Some URI-spec authority people should decide on this.

Best regards,
Aki Yoshida

>The way I see it, the difference between integers and uriReferences is
that
>while there are infinitely many integers, the lexical representation of
any
>given integer is finite, although arbitrarily long  (the same is true for
>rational numbers and all other finite and countably infinite sets, given
>the correct lexical representation).  This is not true for uriReferences
>--- a given uriReference can be infinitely long (the same is true for
>irrational numbers, real numbers, and all other uncountably infinite sets,
>regardless of lexical representation).
>
>Consider a trivial one-to-one mapping between real numbers between 0 and 1
>and a subset of uriReferences:  Take the decimal representation of the
real
>number and add a slash between every two digits, eliminating the leading
>"0."  [Admittedly, this is a mapping between decimal representations of
>real numbers and uriReferences, and there are more representations of real
>numbers than there are real numbers (e.g. 0.09999... = 0.10000...), so
>eliminate the redundant representations and reduce the subset of the
>uriReferences involved, and the point is the same.]
>
>If you prefer, use a diagonalization argument on a similar subset.
>
>Do you still think that the value space of uriReferences is countable?
I'm
>rusty on this stuff so I'll believe you - please explain.

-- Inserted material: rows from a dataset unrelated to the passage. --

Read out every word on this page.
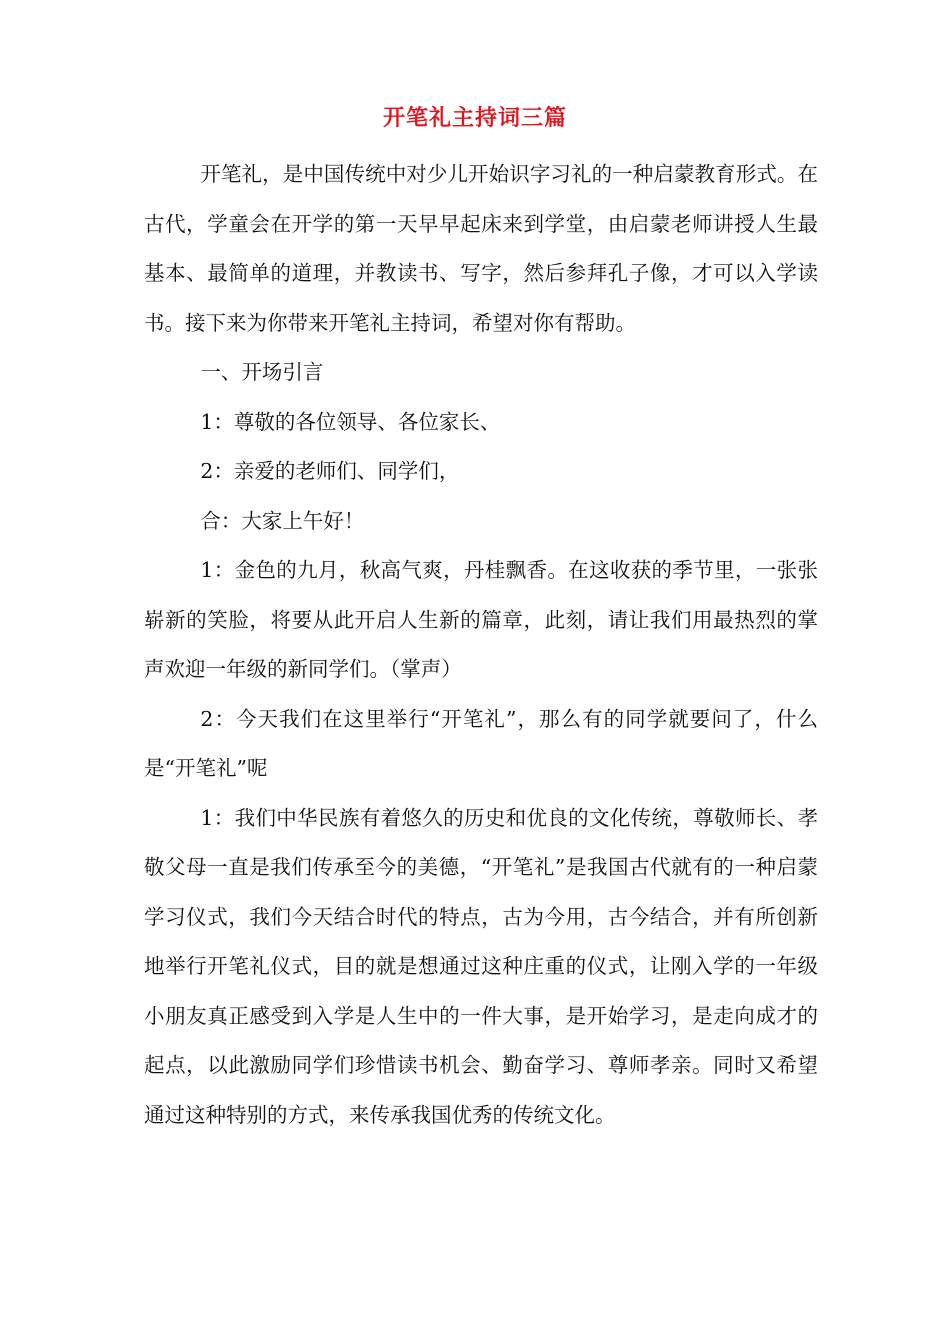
开笔礼主持词三篇

开笔礼，是中国传统中对少儿开始识字习礼的一种启蒙教育形式。在古代，学童会在开学的第一天早早起床来到学堂，由启蒙老师讲授人生最基本、最简单的道理，并教读书、写字，然后参拜孔子像，才可以入学读书。接下来为你带来开笔礼主持词，希望对你有帮助。

一、开场引言

1：尊敬的各位领导、各位家长、

2：亲爱的老师们、同学们，

合：大家上午好！

1：金色的九月，秋高气爽，丹桂飘香。在这收获的季节里，一张张崭新的笑脸，将要从此开启人生新的篇章，此刻，请让我们用最热烈的掌声欢迎一年级的新同学们。（掌声）

2：今天我们在这里举行“开笔礼”，那么有的同学就要问了，什么是“开笔礼”呢

1：我们中华民族有着悠久的历史和优良的文化传统，尊敬师长、孝敬父母一直是我们传承至今的美德，“开笔礼”是我国古代就有的一种启蒙学习仪式，我们今天结合时代的特点，古为今用，古今结合，并有所创新地举行开笔礼仪式，目的就是想通过这种庄重的仪式，让刚入学的一年级小朋友真正感受到入学是人生中的一件大事，是开始学习，是走向成才的起点，以此激励同学们珍惜读书机会、勤奋学习、尊师孝亲。同时又希望通过这种特别的方式，来传承我国优秀的传统文化。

>(I also wonder if it matters given that the lexical space of all
>uriReferences encodable in the universe is finite.)
>
>Morris
>
>
>"Aki Yoshida" <akitoshi.yoshida@sap.com> on 12/20/2000 07:41:32 AM
>
>To:   Morris Matsa/Somers/IBM@IBMUS
>cc:   <www-xml-schema-comments@w3.org>
>Subject:  Re: are there uncountably infinite types?
>
>
>
>For Question 1:
>An earlier draft had a datatype called "real" whose value space included
>irrational numbers.
>Although thatdraft provided no way to lexically represent these values,
>from
>the value-space
>point of view,  these values were there and therefor, this datatype was
>classified as
>uncountably infinite.
>
>In contrast, the value space for the current decimal datatype is
>constrained
>by  i * 10^-n, where
>both i and n are integers (which is countably infinite). Therefore, the
>decimal type is classified as
>countably infinite.  If instead we didn't make the above value constraint,
>we would have
>an uncountably infinite decimal.
>
>
>For Question 2:
>A uriReference can be infinitely long just as an integer can. So, it's
>still
>countable.
>
>Best regards,
>Aki Yoshida
>
>---------------------------------------------------------------
>From: "Morris Matsa" <mmatsa@us.ibm.com>
>Date: Tue, 19 Dec 2000 18:27:43 -0500
>Subject: are there uncountably infinite types?
>
>
>Part 2 of the spec (http://www.w3.org/TR/xmlschema-2/#dt-cardinality) says
>that:
>"Every value space has associated with it the concept of cardinality. Some
>value spaces are finite, some are countably infinite while still others
are
>uncountably infinite."  Table C.1 "Fundamental Facets", also in part 2 of
>the spec, (http://www.w3.org/TR/xmlschema-2/#app-fundamental-facets) lists
>all of the built-in datatypes and their cardinalities, and none of them
are
>uncountably infinite.  Elsewhere, the spec tells us how to figure out the
>cardinality of the value spaces of user-defined data types
>(http://www.w3.org/TR/xmlschema-2/#dc-defn), none of which end up
>uncountably infinite.
>
>1. My first question is how any type can ever end up uncountably infinite,
>as the spec claims?
>
>2. My second question is a minor one - I was wondering whether all of the
>primitive types should be defined as not being uncountably infinite.  For
>example, I looked at uriReference, and it seems uncountably infinite.  It
>is defined (http://www.w3.org/TR/xmlschema-2/#uriReference) as "a Uniform
>Resource Identifier (URI) Reference as defined in Section 4 of [RFC 2396],
>as amended by [RFC 2732]."  From skimming RFC2396 it seems that a URI
>mostly reduces to a sequence of path segments.  In section 3.3. of RFC
2396
>(http://www.ietf.org/rfc/rfc2396.txt) it says "The path may consist of a
>sequence of path segments separated by a single slash "/" character."
This
>does not say, as the Schema spec would, "a finite sequence of path
>segments", so it seems that URIs may be infinitely long, in which case the
>value space of uriReference would be uncountably infinite.  Am I right?